-VI-

7.9K 501 73
                                    

Disclaimer by Asagiri Kafka and Harukawa Sango


"Kau lapar? Apa yang ingin kau makan? Aku yakin rumah ini punya buah dan sereal di dapur."

Aku tidak percaya dia mengatakan itu. Yang biasa dilakukan majikan pada seorang budak adalah memberi nasi basi, tanpa sayur apalagi buah. Saat aku dibeli olehnya, aku selalu makan apa yang dia makan. Pola makannya tidak begitu sehat. Terlalu banyak makanan instan, tapi itu sudah lebih dari cukup. Terlalu banyak malah.

"Kau Tuanku."

Ia tampak terkejut, kemudian tersenyum. Ya ampun.. Ini benar-benar neraka sampai aku bisa merasakan sesuatu menggelitik di dada ketika tahu senyum itu ditujukan untukku.

"Akan aku ambilkan buah," ucapnya. Lalu mengecup sisi-sisi bahuku sebelum beranjak keluar kamar.

Mataku mengikutinya hingga hilang si balik pintu. Lalu beralih pada sepetak jendela di hadapanku. Menghadap langsung ke laut biru. Berkilau, luas, dan tenang. Entahlah apa yang kuharapkan. Aku ingin menjadi bagian dari ketenangan itu. Pergi dari semua lalu menyatu dengan laut.

Lalu kemudian aku tersenyum pahit. Bodoh sekali. Kebaradaanku hanya akan menodai birunya dengan kelamnya dosa.



---

Aku tidak ingin meninggalkannya di kamar. Kalau bisa aku ingin meletakkannya di tempat yang terjangkau pandangan dan jangkauanku. Aku tidak mau terpisah lagi darinya, aku tidak mau ia pergi lagi dan menyisakan sepi yang mencabik.

Tapi aku tidak bisa memaksanya bergerak banyak. Kondisinya masih rentan, aku tahu itu. Yosano-sensei pasti marah besar jika menemukanku. Ya, dia pasti akan menemukanku. Hanya masalah waktu sebelum ia datang.

Tidak masalah. Aku akan tetap mempertahankan Chuuya bagaimanapun caranya. Dia harus tetap bersamaku.
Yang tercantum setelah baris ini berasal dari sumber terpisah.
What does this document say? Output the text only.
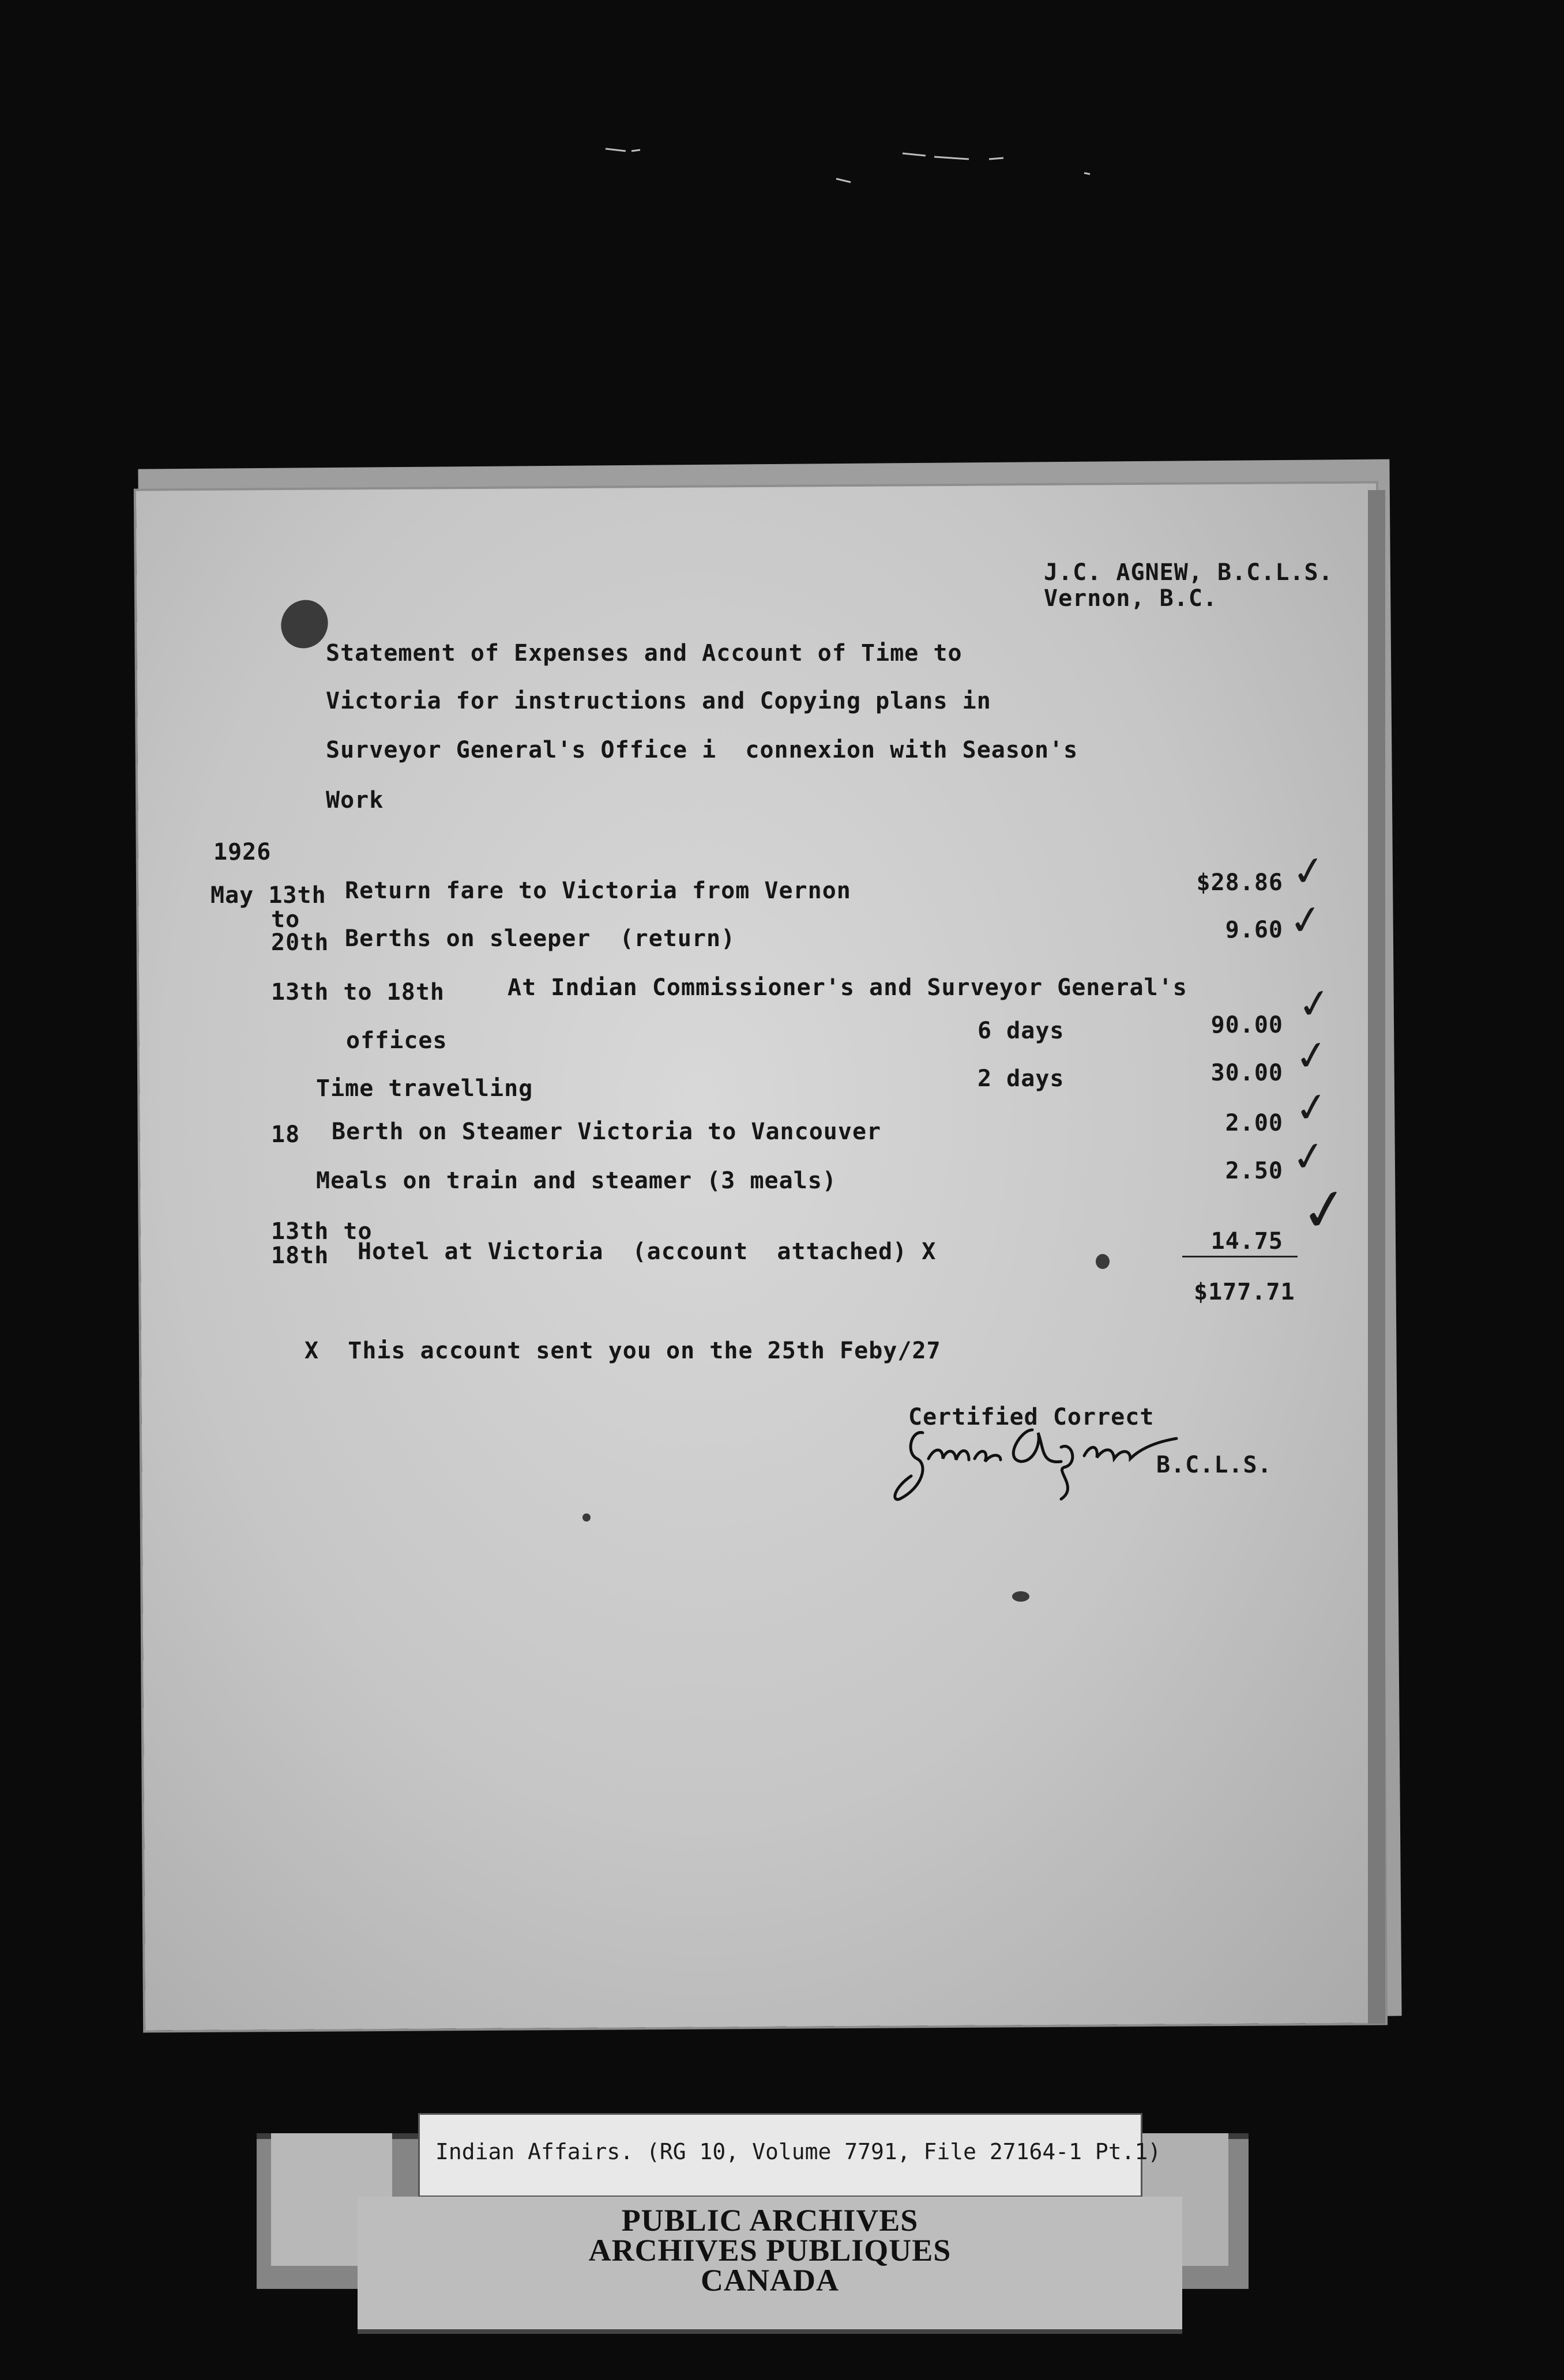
J.C. AGNEW, B.C.L.S.
Vernon, B.C.
Statement of Expenses and Account of Time to
Victoria for instructions and Copying plans in
Surveyor General's Office i  connexion with Season's
Work
1926
May 13th Return fare to Victoria from Vernon	$28.86 ✓
to
20th Berths on sleeper  (return)	9.60 ✓
13th to 18th	At Indian Commissioner's and Surveyor General's
offices	6 days	90.00 ✓
Time travelling	2 days	30.00 ✓
18 Berth on Steamer Victoria to Vancouver	2.00 ✓
Meals on train and steamer (3 meals)	2.50 ✓
13th to
18th Hotel at Victoria  (account  attached) X	14.75 ✓
$177.71
X  This account sent you on the 25th Feby/27
Certified Correct
B.C.L.S.
Indian Affairs. (RG 10, Volume 7791, File 27164-1 Pt.1)
PUBLIC ARCHIVES
ARCHIVES PUBLIQUES
CANADA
Tanganku begitu lancar mengupas apel, selancar pikiran mengenai hal-hal yang bisa kulakukan dengan Chuuya mengalir di kepala. Ah, aku bisa merasakan bibirku tersenyum membayangkannya. Aku ingin memeluknya, menyentuhnya, menciumnya, meninggalkan jejakku di tubuhnya, merasakan kehangatannya, lalu mendengar teriakannya. Aku sangat rindu. Ya. Rindu.

"Chuuya, ayo ke depan." Aku memanggilnya, menunggu ia keluar dari kamar lalu menggamit tangannya menuju kursi di ruang depan.

Aku memintanya duduk di pangkuanku, dia lebih ringan dari sebelumnya. "Kau kehilangan berat badan."

"Sepertinya."

Aku mencium pipinya, apa itu rona yang kulihat?

"Makanlah. Aku akan kupas lagi apelnya kalau kau mau."

"Kau pikir orang sakit bisa makan seberapa banyak?" ia memasukkan sepotong apel ke mulutnya. Ya ampun, aku ingin menciumnya. Dan itu yang kulakukan. Singkat, tidak ingin ia tersedak.

Dia tidak berkomentar. Benar-benar pasrah tanpa perlawanan. Tidak peduli jika kugigit bibir dan lidahnya, dia sungguh kehilangan harapan.


----

Aku pergi ke kantor Dazai. Dia benar-benar tidak meninggalkan pesan atau apapun yang mengatakan posisinya. Ya ampun, apa yang dia lakukan sekarang? Apa budak itu masih hidup? Dimana mereka? Apa mereka masih di negara ini??

Kuparkir mobil secara asal dan langsung berlari menuju lift. Lantai dua adalah lobi, segera aku ke resepsionis. Mereka mengenalku sebagai dokter Dazai Osamu.